Updated on March 21, 2024.
Retinopathy refers to damage to the retina, the layer of light sensitive cells located in the back of the eyeball. Diabetic retinopathy is damage to the retina caused by having diabetes.
Diabetic retinopathy affects many people with diabetes, including people who have type 1 diabetes (when your body does not make insulin, the hormone that helps sugar enter your cells from your bloodstream), people who have type 2 diabetes (when your body no longer responds well to insulin), and people who have gestational diabetes (diabetes during pregnancy).
People who have early stages of diabetic retinopathy may have no symptoms or may only have mild symptoms. People who have the more advanced stages of diabetic retinopathy are likely to experience vision problems—and in some cases, vision loss.
Keep reading to learn the difference between early-stage diabetic retinopathy and late-stage diabetic retinopathy, including what is happening in the eye during these stages and the symptoms someone might experience.
Non-proliferative diabetic retinopathy
Diabetic retinopathy can be divided into two broad stages or types—non-proliferative diabetic retinopathy and proliferative diabetic retinopathy.
Non-proliferative diabetic retinopathy (NPDR) is the early stage. It occurs when high blood sugar levels damage and weaken the very small blood vessels (called capillaries) that supply the retina with blood.
When these capillaries become weakened and damaged, small pockets of the capillary walls can bulge outward (these are called microaneurysms). Eventually, these bulges can rupture and leak fluid into the retina (called dot and blot hemorrhages).
When fluid leaks into the retina, it can disrupt the eye’s normal functioning and cause damage to the retina. It can also cause macular edema—swelling of the macula, the retina’s central cluster of light sensing cells that allow you to see objects in front of you.
As the leaked fluid drains away from the eye, it can leave behind deposits of waxy, yellowish residue (these are called hard exudates). Over time, these can clog capillaries, blocking them off completely. These will be visible during an eye exam.
Blockages can also lead to damage on the retina called cotton wool spots, which look like flecks of white paint and can be seen during an eye exam.
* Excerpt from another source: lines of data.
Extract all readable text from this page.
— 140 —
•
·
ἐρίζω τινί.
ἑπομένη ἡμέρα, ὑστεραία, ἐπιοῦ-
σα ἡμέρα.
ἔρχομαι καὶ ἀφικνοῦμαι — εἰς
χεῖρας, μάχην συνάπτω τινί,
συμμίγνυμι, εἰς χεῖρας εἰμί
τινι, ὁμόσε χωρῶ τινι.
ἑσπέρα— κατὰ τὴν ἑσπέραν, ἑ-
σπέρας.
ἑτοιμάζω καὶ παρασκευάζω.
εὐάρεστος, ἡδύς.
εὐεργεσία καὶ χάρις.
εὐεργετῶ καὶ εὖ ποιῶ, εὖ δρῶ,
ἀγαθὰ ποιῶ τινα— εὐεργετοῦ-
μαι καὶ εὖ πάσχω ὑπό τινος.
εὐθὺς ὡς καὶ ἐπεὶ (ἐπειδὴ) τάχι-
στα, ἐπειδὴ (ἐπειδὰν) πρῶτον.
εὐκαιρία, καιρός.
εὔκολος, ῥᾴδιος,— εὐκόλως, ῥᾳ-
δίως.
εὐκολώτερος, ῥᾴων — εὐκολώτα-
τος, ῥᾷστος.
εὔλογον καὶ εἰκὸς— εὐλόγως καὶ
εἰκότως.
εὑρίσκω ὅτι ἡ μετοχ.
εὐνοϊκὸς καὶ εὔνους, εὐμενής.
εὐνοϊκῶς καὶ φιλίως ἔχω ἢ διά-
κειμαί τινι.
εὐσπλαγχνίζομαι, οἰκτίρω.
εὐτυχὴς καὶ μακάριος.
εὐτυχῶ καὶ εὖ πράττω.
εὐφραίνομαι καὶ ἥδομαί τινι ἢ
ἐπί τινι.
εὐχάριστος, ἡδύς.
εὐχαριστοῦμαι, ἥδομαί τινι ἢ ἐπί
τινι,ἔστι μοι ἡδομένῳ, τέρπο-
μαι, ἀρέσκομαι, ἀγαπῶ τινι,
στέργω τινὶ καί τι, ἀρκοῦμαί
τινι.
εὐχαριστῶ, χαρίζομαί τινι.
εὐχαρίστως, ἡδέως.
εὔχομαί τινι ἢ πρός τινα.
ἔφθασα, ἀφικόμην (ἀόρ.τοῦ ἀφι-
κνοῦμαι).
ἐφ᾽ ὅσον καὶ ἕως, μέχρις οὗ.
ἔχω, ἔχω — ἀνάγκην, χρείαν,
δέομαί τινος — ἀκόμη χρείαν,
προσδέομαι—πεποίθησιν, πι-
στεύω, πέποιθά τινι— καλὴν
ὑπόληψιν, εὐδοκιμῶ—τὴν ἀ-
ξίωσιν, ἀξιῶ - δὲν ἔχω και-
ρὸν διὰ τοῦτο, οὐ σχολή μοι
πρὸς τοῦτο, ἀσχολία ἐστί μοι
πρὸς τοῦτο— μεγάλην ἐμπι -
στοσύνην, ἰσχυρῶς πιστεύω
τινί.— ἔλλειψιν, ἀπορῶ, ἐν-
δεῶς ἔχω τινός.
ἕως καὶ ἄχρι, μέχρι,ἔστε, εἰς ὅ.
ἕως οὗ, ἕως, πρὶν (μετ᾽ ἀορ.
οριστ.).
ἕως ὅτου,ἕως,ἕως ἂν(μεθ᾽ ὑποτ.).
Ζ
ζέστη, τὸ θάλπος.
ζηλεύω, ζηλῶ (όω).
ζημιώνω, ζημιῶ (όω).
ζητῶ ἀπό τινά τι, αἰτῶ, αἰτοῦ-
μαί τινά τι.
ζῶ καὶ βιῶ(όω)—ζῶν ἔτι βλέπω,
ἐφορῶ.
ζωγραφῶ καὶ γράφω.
These can be a sign that NPDR is getting worse.
NPDR can be classified as mild, moderate, or severe depending on the number of microaneurysms, dot-and-blot hemorrhages, and cotton wool spots, and how widely these are spread throughout the eye or eyes.
Proliferative diabetic retinopathy
The advanced stage is called proliferative diabetic retinopathy (PDR). This stage occurs when new blood vessels begin to form inside the retina (called neovascularization).
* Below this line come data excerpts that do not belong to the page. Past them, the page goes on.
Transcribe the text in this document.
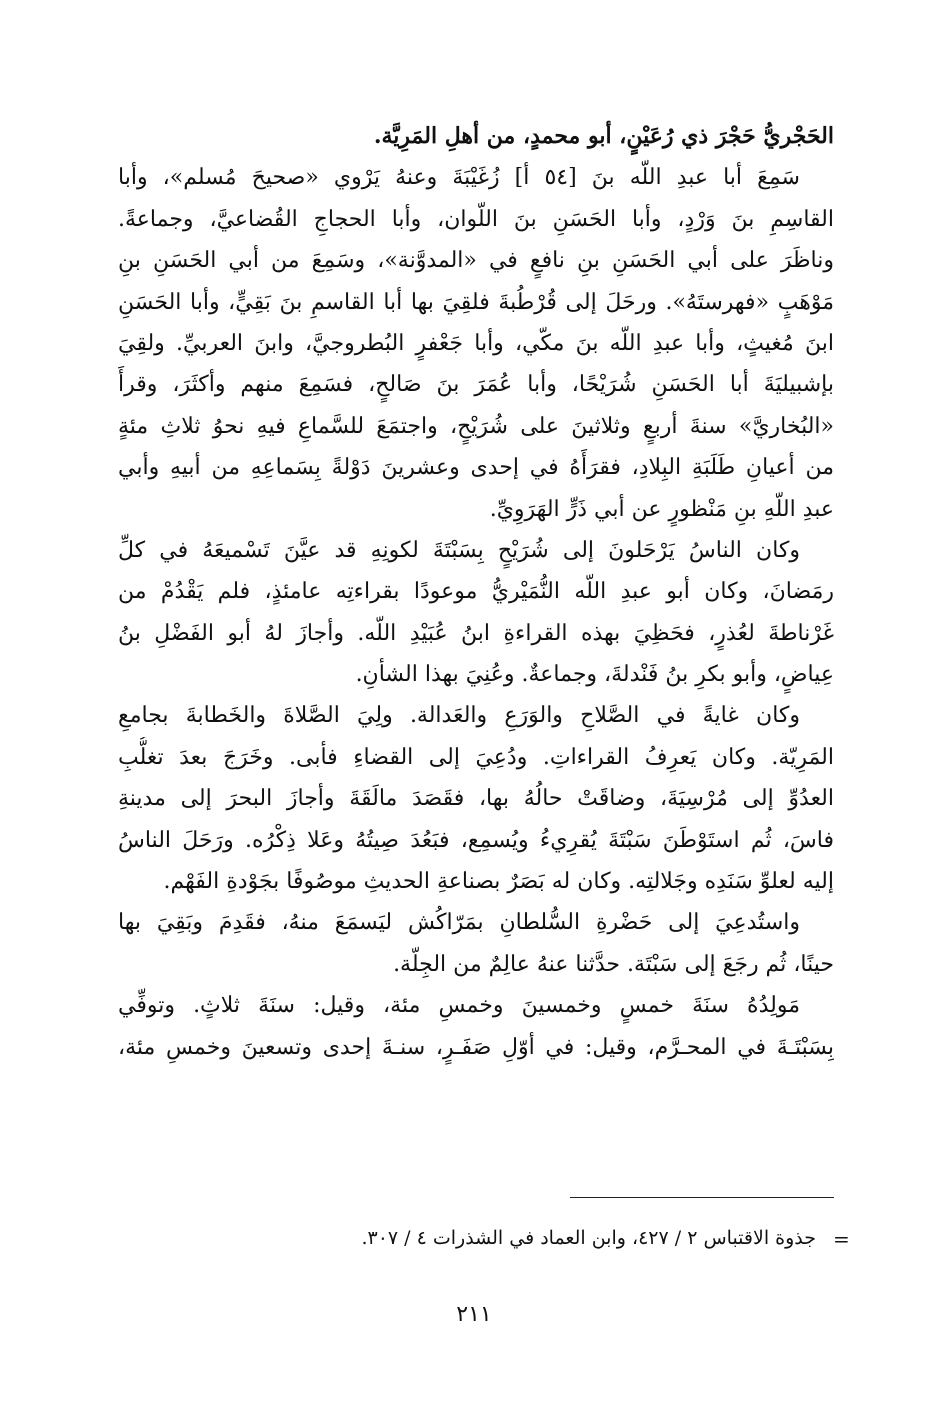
الحَجْريُّ حَجْرَ ذي رُعَيْنٍ، أبو محمدٍ، من أهلِ المَرِيَّة.
سَمِعَ أبا عبدِ اللّه بنَ [٥٤ أ] زُغَيْبَةَ وعنهُ يَرْوي «صحيحَ مُسلم»، وأبا
القاسِمِ بنَ وَرْدٍ، وأبا الحَسَنِ بنَ اللّوان، وأبا الحجاجِ القُضاعيَّ، وجماعةً.
وناظَرَ على أبي الحَسَنِ بنِ نافعٍ في «المدوَّنة»، وسَمِعَ من أبي الحَسَنِ بنِ
مَوْهَبٍ «فهرستَهُ». ورحَلَ إلى قُرْطُبةَ فلقِيَ بها أبا القاسمِ بنَ بَقِيٍّ، وأبا الحَسَنِ
ابنَ مُغيثٍ، وأبا عبدِ اللّه بنَ مكّي، وأبا جَعْفرٍ البُطروجيَّ، وابنَ العربيِّ. ولقِيَ
بإشبيليَةَ أبا الحَسَنِ شُرَيْحًا، وأبا عُمَرَ بنَ صَالحٍ، فسَمِعَ منهم وأكثَرَ، وقرأَ
«البُخاريَّ» سنةَ أربعٍ وثلاثينَ على شُرَيْحٍ، واجتمَعَ للسَّماعِ فيهِ نحوُ ثلاثِ مئةٍ
من أعيانِ طَلَبَةِ البِلادِ، فقرَأَهُ في إحدى وعشرينَ دَوْلةً بِسَماعِهِ من أبيهِ وأبي
عبدِ اللّهِ بنِ مَنْظورٍ عن أبي ذَرٍّ الهَرَوِيِّ.
وكان الناسُ يَرْحَلونَ إلى شُرَيْحٍ بِسَبْتَةَ لكونِهِ قد عيَّنَ تَسْميعَهُ في كلِّ
رمَضانَ، وكان أبو عبدِ اللّه النُّمَيْريُّ موعودًا بقراءتِه عامئذٍ، فلم يَقْدُمْ من
غَرْناطةَ لعُذرٍ، فحَظِيَ بهذه القراءةِ ابنُ عُبَيْدِ اللّه. وأجازَ لهُ أبو الفَضْلِ بنُ
عِياضٍ، وأبو بكرِ بنُ فَنْدلةَ، وجماعةٌ. وعُنِيَ بهذا الشأنِ.
وكان غايةً في الصَّلاحِ والوَرَعِ والعَدالة. ولِيَ الصَّلاةَ والخَطابةَ بجامعِ
المَرِيّة. وكان يَعرِفُ القراءاتِ. ودُعِيَ إلى القضاءِ فأبى. وخَرَجَ بعدَ تغلُّبِ
العدُوِّ إلى مُرْسِيَةَ، وضاقَتْ حالُهُ بها، فقَصَدَ مالَقَةَ وأجازَ البحرَ إلى مدينةِ
فاسَ، ثُم استَوْطَنَ سَبْتَةَ يُقرِيءُ ويُسمِع، فبَعُدَ صِيتُهُ وعَلا ذِكْرُه. ورَحَلَ الناسُ
إليه لعلوِّ سَنَدِه وجَلالتِه. وكان له بَصَرٌ بصناعةِ الحديثِ موصُوفًا بجَوْدةِ الفَهْم.
واستُدعِيَ إلى حَضْرةِ السُّلطانِ بمَرّاكُش ليَسمَعَ منهُ، فقَدِمَ وبَقِيَ بها
حينًا، ثُم رجَعَ إلى سَبْتَة. حدَّثنا عنهُ عالِمٌ من الجِلّة.
مَولِدُهُ سنَةَ خمسٍ وخمسينَ وخمسِ مئة، وقيل: سنَةَ ثلاثٍ. وتوفِّي
بِسَبْتَـةَ في المحـرَّم، وقيل: في أوّلِ صَفَـرٍ، سنـةَ إحدى وتسعينَ وخمسِ مئة،
=
جذوة الاقتباس ٢ / ٤٢٧، وابن العماد في الشذرات ٤ / ٣٠٧.
٢١١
Neovascularization is the body’s attempt to supply the retina with blood after existing blood vessels have become blocked, and blood flow to the retina has been reduced. The eye releases a protein called vascular endothelial growth factor (VEGF) that stimulates the growth of new blood vessels.
However, these new blood vessels do not function well—they leak, they are easily damaged, and they can form scar tissue that can further damage the eye, which can lead to severe and sudden vision loss.
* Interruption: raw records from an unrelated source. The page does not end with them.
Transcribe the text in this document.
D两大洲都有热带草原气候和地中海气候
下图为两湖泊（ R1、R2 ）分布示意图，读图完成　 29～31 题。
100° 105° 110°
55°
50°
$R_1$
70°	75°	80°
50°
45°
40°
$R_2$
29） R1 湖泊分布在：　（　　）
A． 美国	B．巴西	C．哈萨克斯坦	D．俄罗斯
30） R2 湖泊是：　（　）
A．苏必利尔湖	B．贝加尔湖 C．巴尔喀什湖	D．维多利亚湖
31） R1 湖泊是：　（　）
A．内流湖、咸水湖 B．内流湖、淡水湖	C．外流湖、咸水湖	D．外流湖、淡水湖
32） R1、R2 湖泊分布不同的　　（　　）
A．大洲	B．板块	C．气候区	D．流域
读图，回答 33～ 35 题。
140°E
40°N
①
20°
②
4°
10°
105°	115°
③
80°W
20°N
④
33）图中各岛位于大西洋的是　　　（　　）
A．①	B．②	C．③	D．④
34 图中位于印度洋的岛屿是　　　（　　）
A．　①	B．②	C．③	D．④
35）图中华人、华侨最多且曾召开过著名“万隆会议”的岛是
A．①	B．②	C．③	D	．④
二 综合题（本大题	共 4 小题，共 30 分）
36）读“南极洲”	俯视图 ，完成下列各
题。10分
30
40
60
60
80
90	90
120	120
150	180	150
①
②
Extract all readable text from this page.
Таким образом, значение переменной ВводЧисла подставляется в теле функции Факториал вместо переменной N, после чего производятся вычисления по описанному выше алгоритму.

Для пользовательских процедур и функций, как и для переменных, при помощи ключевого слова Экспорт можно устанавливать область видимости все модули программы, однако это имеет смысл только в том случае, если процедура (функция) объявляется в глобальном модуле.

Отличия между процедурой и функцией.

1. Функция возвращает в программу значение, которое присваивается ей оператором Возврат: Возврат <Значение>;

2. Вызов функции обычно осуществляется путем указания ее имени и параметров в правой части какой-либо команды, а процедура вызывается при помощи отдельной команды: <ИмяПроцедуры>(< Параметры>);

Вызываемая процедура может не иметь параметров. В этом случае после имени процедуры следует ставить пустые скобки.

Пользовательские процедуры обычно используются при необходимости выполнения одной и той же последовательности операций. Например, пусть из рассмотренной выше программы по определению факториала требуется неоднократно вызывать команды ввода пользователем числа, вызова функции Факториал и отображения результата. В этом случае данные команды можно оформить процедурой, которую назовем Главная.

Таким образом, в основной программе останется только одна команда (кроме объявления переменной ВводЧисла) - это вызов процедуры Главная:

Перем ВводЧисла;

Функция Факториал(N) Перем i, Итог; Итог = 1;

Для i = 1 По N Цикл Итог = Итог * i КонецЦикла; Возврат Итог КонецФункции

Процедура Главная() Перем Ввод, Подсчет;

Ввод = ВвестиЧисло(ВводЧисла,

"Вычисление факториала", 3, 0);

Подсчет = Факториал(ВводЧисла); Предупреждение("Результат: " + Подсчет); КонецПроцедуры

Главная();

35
PDR can be treated with anti-VEGF medications which stop the growth of abnormal blood vessels in the eye. Other treatment options are photocoagulation (laser surgery to seal off leaking blood vessels) and surgery to repair damage to the retina.
While treatment may vary from person to person, good diabetes control and being treated as early as possible are essential for getting the best results from treatment. If you have questions about managing your diabetes, treatment for diabetic retinopathy, and whether your insurance covers, ask your healthcare provider.